Daher war es für Fränzi Spengler, die an der BLB die künstlerische Leitung der Matinee übernommen und zusammen mit Christine Bossert die Texte zusammengestellt hatte, nicht ganz einfach, einen Eindruck von Kirchgeßners Leben und Wirken zu vermitteln.
Das „Café Europa“ griff dazu auf Äußerungen von Zeitgenossen sowie auf belletristische Texte wie den Roman „Die englischen Schwestern“ von Wolfgang Schlüter zurück.

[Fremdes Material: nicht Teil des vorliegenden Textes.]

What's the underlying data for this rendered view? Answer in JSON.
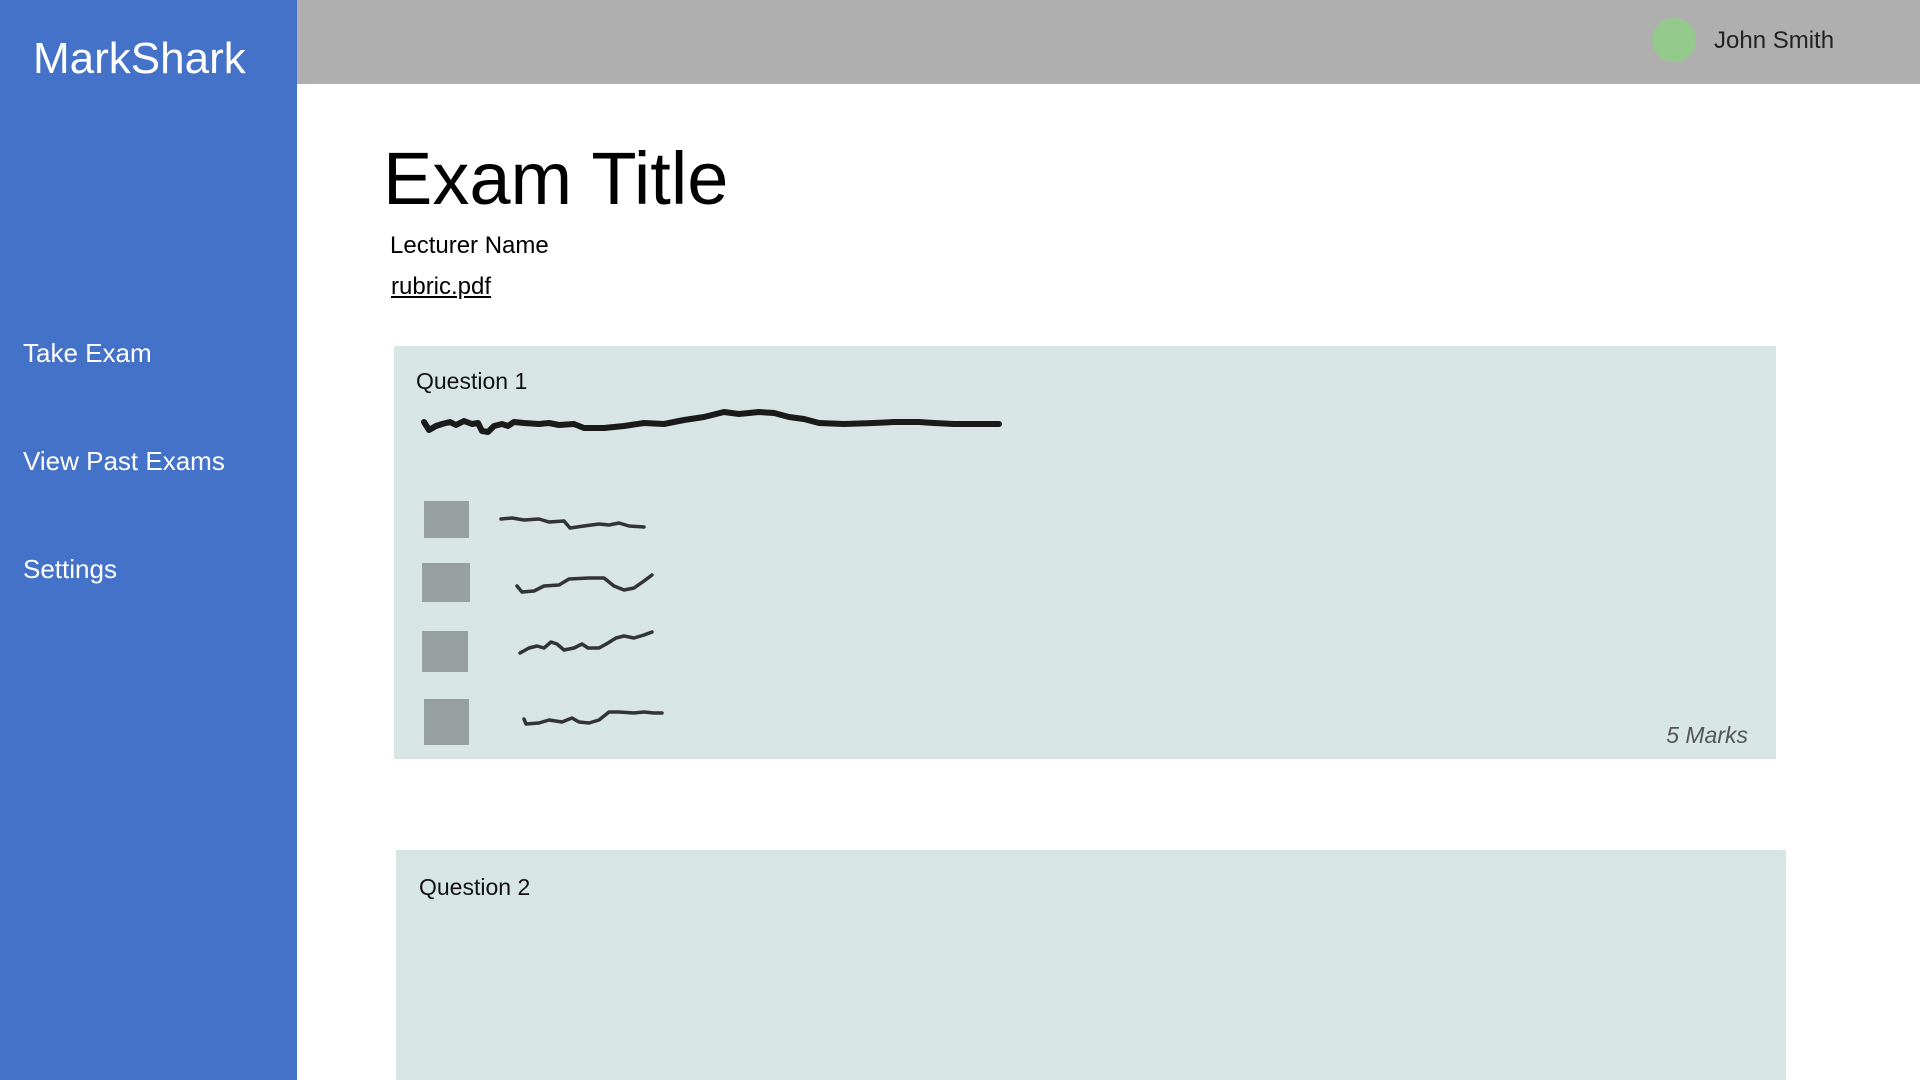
{
  "app": {
    "brand": "MarkShark"
  },
  "sidebar": {
    "items": [
      {
        "label": "Take Exam"
      },
      {
        "label": "View Past Exams"
      },
      {
        "label": "Settings"
      }
    ]
  },
  "header": {
    "user_name": "John Smith"
  },
  "exam": {
    "title": "Exam Title",
    "lecturer": "Lecturer Name",
    "rubric_link": "rubric.pdf"
  },
  "questions": [
    {
      "label": "Question 1",
      "marks": "5 Marks",
      "option_count": 4
    },
    {
      "label": "Question 2"
    }
  ],
  "colors": {
    "sidebar": "#4472c9",
    "topbar": "#afafaf",
    "avatar": "#93c98a",
    "question_card": "#d7e5e4",
    "option_box": "#979f9f"
  }
}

Zwei Schauspielerinnen wechseln sich in der Rolle ab
Die Schauspielerinnen Hannah Ostermeier und Magdalena Suckow schlüpften nicht nur abwechselnd in die Rolle der Virtuosin, sondern versetzten sich auch mit sichtlichem Spaß in jene Zeit, in der die Gesellschaft genaue Vorstellungen davon hatte, welche Musikinstrumente sich für Frauen schickten und welche nicht. Die heute weitgehend vergessene Glasharmonika galt als schicklich – wenngleich die Wirkung ihrer überirdisch anmutenden Klänge, das „Zittern in der Luft“, höchst umstritten war.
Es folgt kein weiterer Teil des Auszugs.